METHODS: Data were from individuals with hip OA participating in the Danish GLA:D® 8-week education and exercise program. Factors captured at program entry: age, education, mental well-being, comorbidities, body mass index, symptoms in hip, knee and low back, and program-specific factors: education sessions, former participant lecture, supervised exercise sessions. Pain intensity was captured at baseline and 3-months (post-program) on a 0-100 visual analogue scale. Response was defined as pain intensity improvement ≥30% from baseline to post-program. Logistic regression was used and conducted separately in males and females.
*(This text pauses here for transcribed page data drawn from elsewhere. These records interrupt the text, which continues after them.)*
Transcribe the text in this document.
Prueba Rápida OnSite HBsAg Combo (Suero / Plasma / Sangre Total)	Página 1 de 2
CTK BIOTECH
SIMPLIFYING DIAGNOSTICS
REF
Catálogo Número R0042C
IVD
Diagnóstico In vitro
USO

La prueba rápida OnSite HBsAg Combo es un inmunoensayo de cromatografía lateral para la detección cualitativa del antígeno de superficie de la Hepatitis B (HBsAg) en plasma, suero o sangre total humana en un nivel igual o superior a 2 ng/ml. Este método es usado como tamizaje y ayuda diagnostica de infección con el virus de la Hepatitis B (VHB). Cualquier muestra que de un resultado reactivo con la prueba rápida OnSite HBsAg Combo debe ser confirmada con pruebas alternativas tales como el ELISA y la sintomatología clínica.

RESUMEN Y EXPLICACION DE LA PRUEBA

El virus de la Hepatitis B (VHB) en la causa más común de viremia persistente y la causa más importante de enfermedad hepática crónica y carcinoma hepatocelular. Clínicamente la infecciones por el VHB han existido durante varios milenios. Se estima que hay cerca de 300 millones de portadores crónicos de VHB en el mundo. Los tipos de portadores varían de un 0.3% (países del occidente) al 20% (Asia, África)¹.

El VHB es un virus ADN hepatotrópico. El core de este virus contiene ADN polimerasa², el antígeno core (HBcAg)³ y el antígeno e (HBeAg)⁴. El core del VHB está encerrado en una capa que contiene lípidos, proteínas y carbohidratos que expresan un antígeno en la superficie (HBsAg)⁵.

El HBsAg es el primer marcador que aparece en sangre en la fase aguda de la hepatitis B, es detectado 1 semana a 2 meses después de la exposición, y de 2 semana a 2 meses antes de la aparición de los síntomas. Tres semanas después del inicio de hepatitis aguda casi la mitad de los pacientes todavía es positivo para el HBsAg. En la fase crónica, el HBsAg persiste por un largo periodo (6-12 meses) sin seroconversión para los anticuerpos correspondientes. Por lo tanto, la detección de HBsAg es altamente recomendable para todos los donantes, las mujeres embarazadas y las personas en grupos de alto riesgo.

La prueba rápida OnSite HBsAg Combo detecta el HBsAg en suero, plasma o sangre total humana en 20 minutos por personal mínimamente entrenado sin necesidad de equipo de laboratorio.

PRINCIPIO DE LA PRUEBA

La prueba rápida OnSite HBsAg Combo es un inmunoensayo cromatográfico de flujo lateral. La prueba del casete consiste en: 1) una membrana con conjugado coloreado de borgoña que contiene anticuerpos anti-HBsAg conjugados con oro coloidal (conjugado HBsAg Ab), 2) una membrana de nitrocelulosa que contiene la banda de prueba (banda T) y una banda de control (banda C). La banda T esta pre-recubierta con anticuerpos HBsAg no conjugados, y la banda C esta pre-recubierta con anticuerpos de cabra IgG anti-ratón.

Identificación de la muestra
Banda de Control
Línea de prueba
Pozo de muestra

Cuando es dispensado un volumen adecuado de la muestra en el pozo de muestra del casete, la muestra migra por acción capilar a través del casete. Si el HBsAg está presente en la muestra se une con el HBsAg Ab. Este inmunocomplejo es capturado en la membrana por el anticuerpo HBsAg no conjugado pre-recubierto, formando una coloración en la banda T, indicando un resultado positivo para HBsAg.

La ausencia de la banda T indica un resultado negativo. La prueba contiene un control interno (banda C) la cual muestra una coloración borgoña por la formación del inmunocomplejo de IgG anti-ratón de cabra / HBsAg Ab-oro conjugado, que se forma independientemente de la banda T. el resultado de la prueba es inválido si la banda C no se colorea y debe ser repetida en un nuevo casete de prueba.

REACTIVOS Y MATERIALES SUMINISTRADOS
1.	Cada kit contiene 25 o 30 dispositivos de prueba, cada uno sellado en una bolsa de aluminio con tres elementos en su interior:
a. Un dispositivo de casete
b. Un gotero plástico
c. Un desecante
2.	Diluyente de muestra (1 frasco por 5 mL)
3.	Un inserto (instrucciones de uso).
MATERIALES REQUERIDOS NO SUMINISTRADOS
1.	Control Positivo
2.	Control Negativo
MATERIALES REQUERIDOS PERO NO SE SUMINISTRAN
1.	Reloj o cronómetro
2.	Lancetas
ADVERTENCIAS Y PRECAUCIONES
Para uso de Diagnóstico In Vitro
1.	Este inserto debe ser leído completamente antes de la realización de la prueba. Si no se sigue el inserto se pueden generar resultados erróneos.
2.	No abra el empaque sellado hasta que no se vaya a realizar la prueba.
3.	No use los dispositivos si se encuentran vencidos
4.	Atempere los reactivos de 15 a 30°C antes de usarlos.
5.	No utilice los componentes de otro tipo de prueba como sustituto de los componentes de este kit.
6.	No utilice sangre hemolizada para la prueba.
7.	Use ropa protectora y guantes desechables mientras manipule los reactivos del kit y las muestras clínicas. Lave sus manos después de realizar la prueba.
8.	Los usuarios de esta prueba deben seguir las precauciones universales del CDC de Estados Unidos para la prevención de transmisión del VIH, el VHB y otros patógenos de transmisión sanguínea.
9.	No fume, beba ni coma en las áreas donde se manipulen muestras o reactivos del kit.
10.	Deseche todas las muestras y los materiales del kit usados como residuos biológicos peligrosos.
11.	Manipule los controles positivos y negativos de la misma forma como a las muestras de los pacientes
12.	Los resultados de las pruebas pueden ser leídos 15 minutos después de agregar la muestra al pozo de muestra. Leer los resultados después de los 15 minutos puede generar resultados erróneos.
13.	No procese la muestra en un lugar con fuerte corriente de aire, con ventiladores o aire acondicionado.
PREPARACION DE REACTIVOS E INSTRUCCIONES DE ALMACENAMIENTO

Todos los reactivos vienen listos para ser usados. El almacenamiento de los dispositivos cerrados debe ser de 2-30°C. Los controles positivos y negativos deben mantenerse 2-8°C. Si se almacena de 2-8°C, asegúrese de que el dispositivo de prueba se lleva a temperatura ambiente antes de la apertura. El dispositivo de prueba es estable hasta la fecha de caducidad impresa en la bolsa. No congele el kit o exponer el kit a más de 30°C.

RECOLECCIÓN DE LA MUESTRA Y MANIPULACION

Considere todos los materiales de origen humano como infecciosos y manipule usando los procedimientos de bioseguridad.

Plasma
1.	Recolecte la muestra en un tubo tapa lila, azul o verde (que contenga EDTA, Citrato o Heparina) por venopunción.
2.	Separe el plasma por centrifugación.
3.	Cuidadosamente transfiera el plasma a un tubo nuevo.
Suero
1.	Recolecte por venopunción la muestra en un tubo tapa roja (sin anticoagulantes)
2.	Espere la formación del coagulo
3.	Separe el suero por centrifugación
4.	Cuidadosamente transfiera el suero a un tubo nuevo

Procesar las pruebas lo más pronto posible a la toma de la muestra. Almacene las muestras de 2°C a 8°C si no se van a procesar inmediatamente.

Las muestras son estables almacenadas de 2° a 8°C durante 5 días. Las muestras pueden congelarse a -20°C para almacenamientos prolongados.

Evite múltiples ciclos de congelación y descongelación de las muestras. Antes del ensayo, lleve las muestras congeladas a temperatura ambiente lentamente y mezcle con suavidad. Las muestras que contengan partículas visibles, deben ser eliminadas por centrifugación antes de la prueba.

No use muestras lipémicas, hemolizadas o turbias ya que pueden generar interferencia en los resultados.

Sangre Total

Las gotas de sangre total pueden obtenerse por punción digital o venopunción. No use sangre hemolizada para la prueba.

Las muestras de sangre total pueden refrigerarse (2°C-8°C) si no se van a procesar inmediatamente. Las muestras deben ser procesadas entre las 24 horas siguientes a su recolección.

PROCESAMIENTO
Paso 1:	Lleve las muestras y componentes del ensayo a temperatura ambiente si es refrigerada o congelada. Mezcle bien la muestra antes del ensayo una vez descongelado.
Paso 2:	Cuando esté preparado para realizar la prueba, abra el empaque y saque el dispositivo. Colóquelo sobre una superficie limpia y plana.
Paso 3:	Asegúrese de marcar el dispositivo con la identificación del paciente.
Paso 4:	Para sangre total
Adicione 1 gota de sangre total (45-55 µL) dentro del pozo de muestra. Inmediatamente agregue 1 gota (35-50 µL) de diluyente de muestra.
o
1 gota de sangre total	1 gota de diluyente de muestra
RESULTS: The sample included 791 males and 2,253 females. Females had a mean baseline pain of 47.2/100 (95% CL: 46.4, 48.1) and males 41.7 (95% CL: 40.3, 43.1). By post-program, the proportion of pain responders was 50.4% among females and 45.8% among males (difference p=0.025). Among females, program-specific factors (attending former participant lecture and more supervised exercise sessions) were positively associated with pain response, as were better mental well-being and fewer comorbidities, while symptoms in other joints/site were associated with a decreased likelihood of response. Among males, program-specific factors were not associated with response, while better mental well-being and fewer comorbidities were associated with being a responder.
CONCLUSIONS: Findings suggest that the influence of some factors on pain response differ for males and females, and point to a potential need for targeted approaches for males and females who may require different key messages/approaches from healthcare providers.